# How do you differentiate f(x)= ( 2 - xsecx )/ (x -3)  using the quotient rule?

Mar 23, 2017

$\frac{d}{\mathrm{dx}} f \left(x\right) = \frac{\left(- x \sec \left(x\right) \tan \left(x\right) - \sec \left(x\right)\right) \left(x - 3\right) - \left(2 - x \sec x\right)}{x - 3} ^ 2$

#### Explanation:

(For this problem, I am using $h \left(x\right)$ where $f \left(x\right)$ is traditionally used, to avoid ambiguity since the original function is named $f \left(x\right)$)

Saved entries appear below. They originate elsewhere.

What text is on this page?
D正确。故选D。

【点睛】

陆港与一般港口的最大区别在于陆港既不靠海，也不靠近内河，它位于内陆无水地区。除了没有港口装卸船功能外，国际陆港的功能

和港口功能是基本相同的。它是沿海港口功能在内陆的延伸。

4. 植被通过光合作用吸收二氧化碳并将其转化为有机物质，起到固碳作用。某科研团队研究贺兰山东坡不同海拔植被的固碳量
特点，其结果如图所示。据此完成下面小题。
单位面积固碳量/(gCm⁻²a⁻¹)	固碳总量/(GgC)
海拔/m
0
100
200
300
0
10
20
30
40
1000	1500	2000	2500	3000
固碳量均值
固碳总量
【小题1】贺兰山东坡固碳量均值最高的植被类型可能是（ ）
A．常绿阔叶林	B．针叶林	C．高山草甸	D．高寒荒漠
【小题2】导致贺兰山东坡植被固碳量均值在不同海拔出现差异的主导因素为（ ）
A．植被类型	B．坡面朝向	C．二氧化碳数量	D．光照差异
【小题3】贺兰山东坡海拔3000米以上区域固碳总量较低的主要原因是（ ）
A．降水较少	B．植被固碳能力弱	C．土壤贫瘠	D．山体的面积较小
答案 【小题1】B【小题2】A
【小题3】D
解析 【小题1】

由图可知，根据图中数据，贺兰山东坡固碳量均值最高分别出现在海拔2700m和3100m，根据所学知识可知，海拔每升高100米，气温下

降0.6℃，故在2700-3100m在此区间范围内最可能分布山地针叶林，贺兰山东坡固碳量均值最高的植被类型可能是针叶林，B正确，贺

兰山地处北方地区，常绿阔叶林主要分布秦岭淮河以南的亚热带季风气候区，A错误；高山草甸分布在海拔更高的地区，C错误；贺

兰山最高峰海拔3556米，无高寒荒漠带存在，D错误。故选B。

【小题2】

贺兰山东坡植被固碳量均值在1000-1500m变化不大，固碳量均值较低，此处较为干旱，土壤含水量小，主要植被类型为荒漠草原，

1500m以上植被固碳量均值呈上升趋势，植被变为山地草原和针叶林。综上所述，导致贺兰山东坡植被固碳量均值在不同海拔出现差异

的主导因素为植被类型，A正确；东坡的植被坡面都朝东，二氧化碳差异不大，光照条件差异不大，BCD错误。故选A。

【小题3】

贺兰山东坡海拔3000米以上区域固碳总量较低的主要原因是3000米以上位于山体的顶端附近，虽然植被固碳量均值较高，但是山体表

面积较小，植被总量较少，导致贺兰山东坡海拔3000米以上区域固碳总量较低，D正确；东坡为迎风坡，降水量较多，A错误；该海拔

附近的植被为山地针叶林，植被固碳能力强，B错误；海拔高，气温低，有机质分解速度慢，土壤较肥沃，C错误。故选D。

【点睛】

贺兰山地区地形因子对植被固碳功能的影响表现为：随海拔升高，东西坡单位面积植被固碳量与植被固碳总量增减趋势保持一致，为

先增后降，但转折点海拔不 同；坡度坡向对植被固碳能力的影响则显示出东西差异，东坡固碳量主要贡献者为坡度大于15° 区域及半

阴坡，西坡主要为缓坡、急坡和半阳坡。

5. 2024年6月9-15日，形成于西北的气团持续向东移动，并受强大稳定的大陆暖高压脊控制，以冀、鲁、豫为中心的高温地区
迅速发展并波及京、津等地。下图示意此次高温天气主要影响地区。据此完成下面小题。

The quotient rule states that:

$\frac{d}{\mathrm{dx}} f \left(x\right) = \frac{d}{\mathrm{dx}} \frac{h \left(x\right)}{g} \left(x\right) = \frac{h ' \left(x\right) g \left(x\right) - h \left(x\right) g ' \left(x\right)}{g} {\left(x\right)}^{2}$

In this case, we can say that:

$h \left(x\right) = 2 - x \sec x$
$g \left(x\right) = x - 3$

Therefore, using standard differentiation rules:

$h ' \left(x\right) = - x \sec \left(x\right) \tan \left(x\right) - \sec \left(x\right)$
$g ' \left(x\right) = 1$

Now we can plug these values into the quotient rule formula:

$\frac{d}{\mathrm{dx}} f \left(x\right) = \frac{\left(- x \sec \left(x\right) \tan \left(x\right) - \sec \left(x\right)\right) \left(x - 3\right) - \left(2 - x \sec x\right)}{x - 3} ^ 2$

This is the final form of the derivative, but it can be expanded and simplified if necessary.